The annual "Petersburger Dialogue" between German and Russian civil society groups has kicked off in Potsdam. The event, designed to foster open dialogue, was canceled last year due to the Ukraine crisis.
The "Petersburger Dialogue" opened this year with sharp criticism of Russian policy in Syria and Ukraine from the German co-chair Ronald Pofalla.
Pofalla, the former head of Chancellor Angela Merkel's office, lambasted Russia for its recent military intervention in Syria and support for strongman Bashar al-Assad, before continuing on to criticize Russia's "illegal annexation" of Crimea in Ukraine and support for separatist rebels in the country's east.

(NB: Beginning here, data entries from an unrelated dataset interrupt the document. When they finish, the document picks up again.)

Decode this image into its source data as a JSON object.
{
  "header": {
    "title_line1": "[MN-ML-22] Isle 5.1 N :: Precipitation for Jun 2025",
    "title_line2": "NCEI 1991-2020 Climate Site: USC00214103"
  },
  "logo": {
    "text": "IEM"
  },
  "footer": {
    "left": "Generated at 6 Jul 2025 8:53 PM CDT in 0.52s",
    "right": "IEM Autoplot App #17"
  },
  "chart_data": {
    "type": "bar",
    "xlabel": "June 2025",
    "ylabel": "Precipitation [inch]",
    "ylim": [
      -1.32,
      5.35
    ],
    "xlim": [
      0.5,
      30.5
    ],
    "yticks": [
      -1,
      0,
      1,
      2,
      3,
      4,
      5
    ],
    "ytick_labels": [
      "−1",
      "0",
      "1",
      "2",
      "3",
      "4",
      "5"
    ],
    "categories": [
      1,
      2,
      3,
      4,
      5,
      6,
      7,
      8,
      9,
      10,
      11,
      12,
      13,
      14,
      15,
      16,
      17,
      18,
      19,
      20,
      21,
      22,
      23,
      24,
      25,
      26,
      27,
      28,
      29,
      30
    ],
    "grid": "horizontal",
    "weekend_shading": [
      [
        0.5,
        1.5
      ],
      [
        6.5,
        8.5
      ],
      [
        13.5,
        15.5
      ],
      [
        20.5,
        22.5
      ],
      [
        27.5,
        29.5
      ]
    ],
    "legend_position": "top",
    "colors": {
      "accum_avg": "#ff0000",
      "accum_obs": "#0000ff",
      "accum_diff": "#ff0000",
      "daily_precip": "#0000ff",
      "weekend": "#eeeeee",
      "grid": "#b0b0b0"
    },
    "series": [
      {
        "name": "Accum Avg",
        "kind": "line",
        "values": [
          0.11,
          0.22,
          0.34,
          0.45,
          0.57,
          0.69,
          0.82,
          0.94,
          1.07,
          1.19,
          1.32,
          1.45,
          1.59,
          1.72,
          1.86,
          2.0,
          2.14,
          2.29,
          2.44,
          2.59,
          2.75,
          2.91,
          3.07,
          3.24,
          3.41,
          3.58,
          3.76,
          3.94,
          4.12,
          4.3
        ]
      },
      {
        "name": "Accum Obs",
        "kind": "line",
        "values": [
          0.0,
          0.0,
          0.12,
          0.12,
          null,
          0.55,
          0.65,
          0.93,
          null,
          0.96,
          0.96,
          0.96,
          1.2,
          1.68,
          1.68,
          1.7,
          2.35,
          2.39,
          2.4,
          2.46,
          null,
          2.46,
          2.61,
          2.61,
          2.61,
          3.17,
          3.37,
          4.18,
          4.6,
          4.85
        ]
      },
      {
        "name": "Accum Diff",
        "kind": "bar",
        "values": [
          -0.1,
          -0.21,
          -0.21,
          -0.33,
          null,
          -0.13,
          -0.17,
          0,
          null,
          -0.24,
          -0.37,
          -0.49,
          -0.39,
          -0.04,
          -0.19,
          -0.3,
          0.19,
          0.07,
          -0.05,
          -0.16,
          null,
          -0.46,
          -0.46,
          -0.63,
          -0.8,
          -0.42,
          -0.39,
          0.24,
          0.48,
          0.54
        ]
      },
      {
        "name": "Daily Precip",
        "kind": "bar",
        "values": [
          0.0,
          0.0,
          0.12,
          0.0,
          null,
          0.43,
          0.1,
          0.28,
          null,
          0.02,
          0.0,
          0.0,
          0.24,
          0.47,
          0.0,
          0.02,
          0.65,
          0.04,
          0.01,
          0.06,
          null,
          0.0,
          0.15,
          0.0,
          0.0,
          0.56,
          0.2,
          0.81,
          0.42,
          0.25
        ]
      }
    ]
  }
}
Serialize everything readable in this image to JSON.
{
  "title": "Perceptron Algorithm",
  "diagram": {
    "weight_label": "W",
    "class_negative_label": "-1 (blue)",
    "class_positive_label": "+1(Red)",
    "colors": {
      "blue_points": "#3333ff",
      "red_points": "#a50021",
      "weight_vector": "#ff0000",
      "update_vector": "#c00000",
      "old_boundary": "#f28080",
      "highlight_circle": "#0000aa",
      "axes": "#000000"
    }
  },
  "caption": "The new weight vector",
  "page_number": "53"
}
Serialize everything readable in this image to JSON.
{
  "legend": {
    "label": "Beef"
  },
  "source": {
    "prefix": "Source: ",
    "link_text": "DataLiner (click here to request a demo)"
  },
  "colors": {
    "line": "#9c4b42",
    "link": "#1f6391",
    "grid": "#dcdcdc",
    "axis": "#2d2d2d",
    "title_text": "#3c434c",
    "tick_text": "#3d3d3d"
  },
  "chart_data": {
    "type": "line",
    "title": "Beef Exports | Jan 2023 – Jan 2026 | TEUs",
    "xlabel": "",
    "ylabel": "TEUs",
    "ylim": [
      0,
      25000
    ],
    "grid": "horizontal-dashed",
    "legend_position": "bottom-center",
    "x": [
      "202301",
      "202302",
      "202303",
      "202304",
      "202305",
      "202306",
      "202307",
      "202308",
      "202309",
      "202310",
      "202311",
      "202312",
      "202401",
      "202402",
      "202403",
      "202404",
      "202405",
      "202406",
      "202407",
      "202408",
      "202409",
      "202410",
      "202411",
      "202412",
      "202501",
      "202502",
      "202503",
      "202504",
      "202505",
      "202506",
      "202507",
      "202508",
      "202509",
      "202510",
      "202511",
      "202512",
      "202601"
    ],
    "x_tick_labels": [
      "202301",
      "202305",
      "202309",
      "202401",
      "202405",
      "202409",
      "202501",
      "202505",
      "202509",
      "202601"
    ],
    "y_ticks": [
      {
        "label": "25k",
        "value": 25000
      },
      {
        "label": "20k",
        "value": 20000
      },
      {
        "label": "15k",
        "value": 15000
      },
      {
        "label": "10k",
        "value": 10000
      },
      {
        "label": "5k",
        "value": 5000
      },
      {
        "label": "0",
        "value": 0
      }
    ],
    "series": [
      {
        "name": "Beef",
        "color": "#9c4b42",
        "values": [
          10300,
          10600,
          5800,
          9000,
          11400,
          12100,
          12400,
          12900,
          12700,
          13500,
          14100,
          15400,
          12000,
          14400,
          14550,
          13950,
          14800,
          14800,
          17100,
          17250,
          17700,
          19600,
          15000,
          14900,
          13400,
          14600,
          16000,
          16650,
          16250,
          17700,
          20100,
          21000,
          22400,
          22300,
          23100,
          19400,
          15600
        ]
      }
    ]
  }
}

The Russian co-chair, former Prime Minister Viktor Zubkov, responded at the opening ceremony on Thursday that the Assad regime had invited Russia to intervene and that Moscow's military action would not create more refugees.
The 14th "Petersburger Dialogue" is set to run from October 22 to 24 with the theme, "Modernization as a chance for a common European house." Its cancelation last year over Russia's annexation of Crimea is now overshadowed by a refugee crisis stemming from conflicts in the Middle East, Russia's military intervention in Syria, and the continuation of the crisis in Ukraine.
The "Petersburger Dialogue" is designed to foster open dialogue between German and Russian civil society groups
However, at the same time Germany has criticized Russia it has also sought to play a balancing role between Russia and the United States in the face of multiple crises. And while remaining firm against Russia on the sanctions front alongside the EU and US despite significant economic costs, Germany has also left open room for diplomacy and played a key role in the Minsk agreements to end the conflict in eastern Ukraine.
Russia was also instrumental in helping to reach a P5+1 agreement with Iran over the country's nuclear program and Moscow will likely need to play a role to reach a political solution in Syria.
In a message from Chancellor Merkel addressed to those attending the "Petersburger Dialogue," Pofalla said German-Russian relations were currently facing a "hard test."
"Only when we speak with each other rather than over each other can we create a new foundation, and subsequently further build our relations and cooperation," Pofalla said, conveying Merkel's message.
This year's discussions will focus on such themes as terrorism, migration, cultural dialogue, German-Russian relations and technology, among other topics.